De même, vous flirtez avec la musique électronique de Fred Galliano, en passant par le Mali...
Il a été très honnête avec moi et m'a avoué trop peu connaître l'Afrique du Nord ainsi que la musique algérienne. Il m'a donc proposé d'intégrer mes mélodies et de les passer au travers d'un filtre électronique et africain. Il est allé pour cela au Mali enregistrer la voix de Ramata Doussou Bagayoko (la fille de Nahawa Doumbia, avec qui Galliano a déjà enregistré). Je me suis senti complètement à l'aise avec la guitare malienne et les chants de Ramata qui me rappelaient un peu les chants des vieilles femmes de Kabylie.

Et cette adaptation de "San Francisco" de Maxime Le Forestier qui devient Tizi Ouzou ?
Je suis très reconnaissant à Maxime pour ce geste. C'est un hommage au chanteur berbère Matoub Lounès, assassiné en juin 1998. Sur ce morceau, Maxime Le Forestier chante le refrain en kabyle, adapté par Brahim Izri, né dans le même village que le mien. Maxime a voulu rendre ainsi hommage à une culture minoritaire qui est la nôtre et que Matoub défendait ardemment.

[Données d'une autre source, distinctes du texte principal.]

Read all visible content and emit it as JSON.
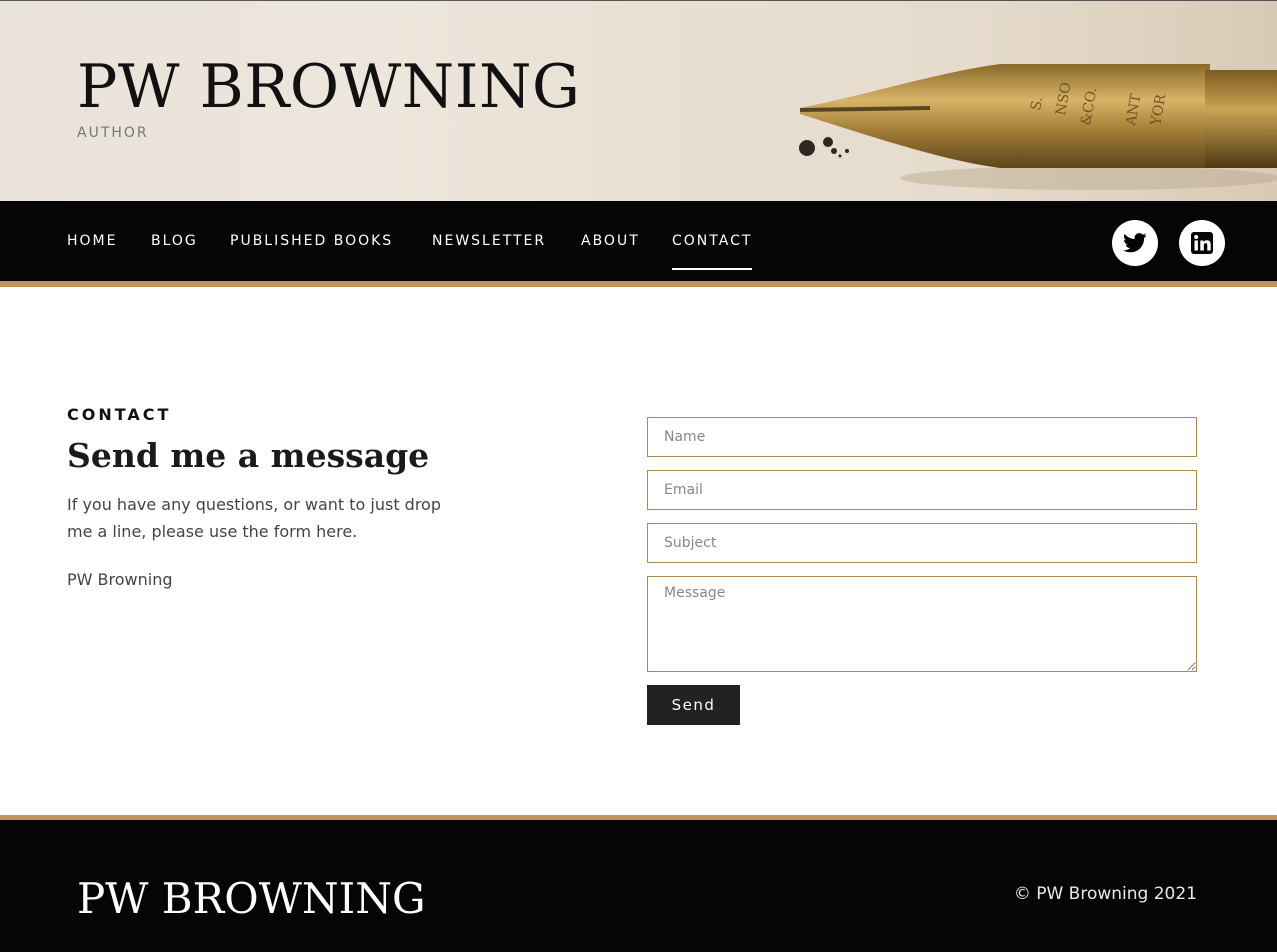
{
  "header": {
    "title": "PW BROWNING",
    "tagline": "AUTHOR"
  },
  "nav": {
    "items": [
      {
        "label": "HOME"
      },
      {
        "label": "BLOG"
      },
      {
        "label": "PUBLISHED BOOKS"
      },
      {
        "label": "NEWSLETTER"
      },
      {
        "label": "ABOUT"
      },
      {
        "label": "CONTACT",
        "active": true
      }
    ],
    "social": [
      {
        "icon": "twitter-icon"
      },
      {
        "icon": "linkedin-icon"
      }
    ]
  },
  "contact": {
    "kicker": "CONTACT",
    "heading": "Send me a message",
    "intro": "If you have any questions, or want to just drop me a line, please use the form here.",
    "signature": "PW Browning"
  },
  "form": {
    "name_placeholder": "Name",
    "email_placeholder": "Email",
    "subject_placeholder": "Subject",
    "message_placeholder": "Message",
    "send_label": "Send"
  },
  "footer": {
    "title": "PW BROWNING",
    "copyright": "© PW Browning 2021"
  },
  "colors": {
    "accent": "#c0945c",
    "field_border": "#b08a4c",
    "nav_bg": "#050505",
    "button_bg": "#222222"
  }
}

Vous êtes heureux d'avoir posé des jalons avec Gnawa Diffusion et avec l'Orchestre National de Barbès ?
D'autant qu'ils font partie de cette nouvelle génération de musiciens maghrébins vivant en France. Je pense que le chanteur de Gnawa représente l'avenir. Amazigh Kateb, (fils de l'écrivain d'expression française Kateb Yacine) est très doué, c'est un révolté, il déteste l'injustice, est réfractaire aux pouvoirs d'où qu'ils viennent. J'avais cette chanson "Révolution" dans mes tiroirs et je trouvais qu'elle lui allait bien. Quant au duo avec l'ONB, j'ai composé "Tiwizi 2" sur un mode traditionnel, d'ailleurs ma force, c'est de composer des morceaux et que les gens me disent "Mais cela existe depuis des siècles !

En trente ans de carrière, vous n'avez enregistré que trois albums, et pourtant vous ne cessez de tourner, comment expliquez-vous que vous soyiez si peu médiatisé ?

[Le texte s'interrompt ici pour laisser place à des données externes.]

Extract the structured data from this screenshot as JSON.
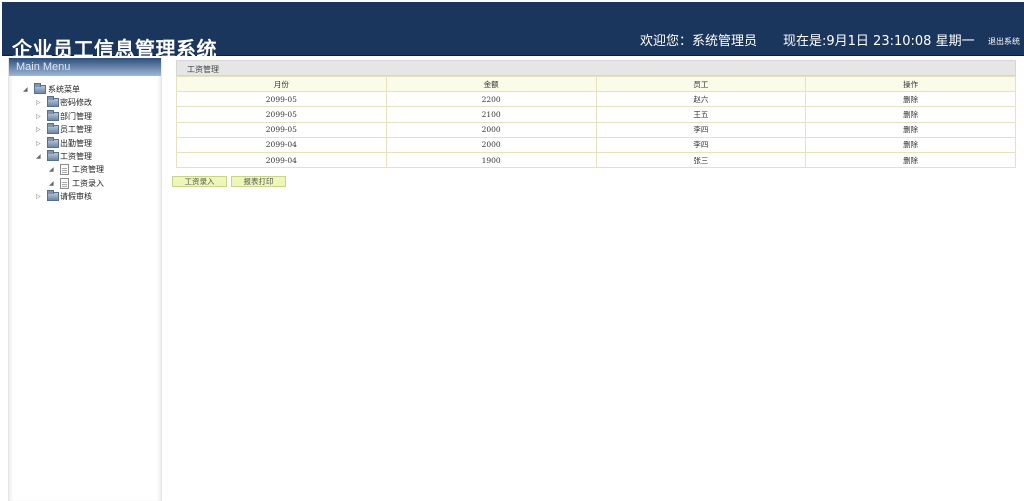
{
  "header": {
    "app_title": "企业员工信息管理系统",
    "welcome": "欢迎您：系统管理员",
    "clock": "现在是:9月1日 23:10:08 星期一",
    "logout": "退出系统"
  },
  "sidebar": {
    "title": "Main Menu",
    "tree": {
      "root": "系统菜单",
      "items": [
        {
          "label": "密码修改",
          "expanded": false
        },
        {
          "label": "部门管理",
          "expanded": false
        },
        {
          "label": "员工管理",
          "expanded": false
        },
        {
          "label": "出勤管理",
          "expanded": false
        },
        {
          "label": "工资管理",
          "expanded": true,
          "children": [
            "工资管理",
            "工资录入"
          ]
        },
        {
          "label": "请假审核",
          "expanded": false
        }
      ]
    }
  },
  "main": {
    "panel_title": "工资管理",
    "table": {
      "headers": [
        "月份",
        "金额",
        "员工",
        "操作"
      ],
      "rows": [
        [
          "2099-05",
          "2200",
          "赵六",
          "删除"
        ],
        [
          "2099-05",
          "2100",
          "王五",
          "删除"
        ],
        [
          "2099-05",
          "2000",
          "李四",
          "删除"
        ],
        [
          "2099-04",
          "2000",
          "李四",
          "删除"
        ],
        [
          "2099-04",
          "1900",
          "张三",
          "删除"
        ]
      ]
    },
    "buttons": {
      "salary_entry": "工资录入",
      "report_print": "报表打印"
    }
  },
  "colors": {
    "header_bg": "#1b365d",
    "table_header_bg": "#fbfbe9",
    "table_border": "#e7e1bf",
    "button_bg": "#eef7b8"
  }
}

Les choses sont toujours venues à moi et non le contraire. Le destin y est pour quelque chose, même pour ce disque, on est venu me chercher. Je suis d'un naturel discret et ce n'est pas évident de durer dans ce métier, surtout lorsque l'on a fait, comme moi, une carrière avec trois disques. Je reste persuadé que la chance a beaucoup compté, j'ai eu peut-être les chansons qu'il fallait au moment où il fallait. Même si j'ai toujours été un mauvais militant, un mauvais général de brigade, je ne fais que raconter la vie des gens au quotidien.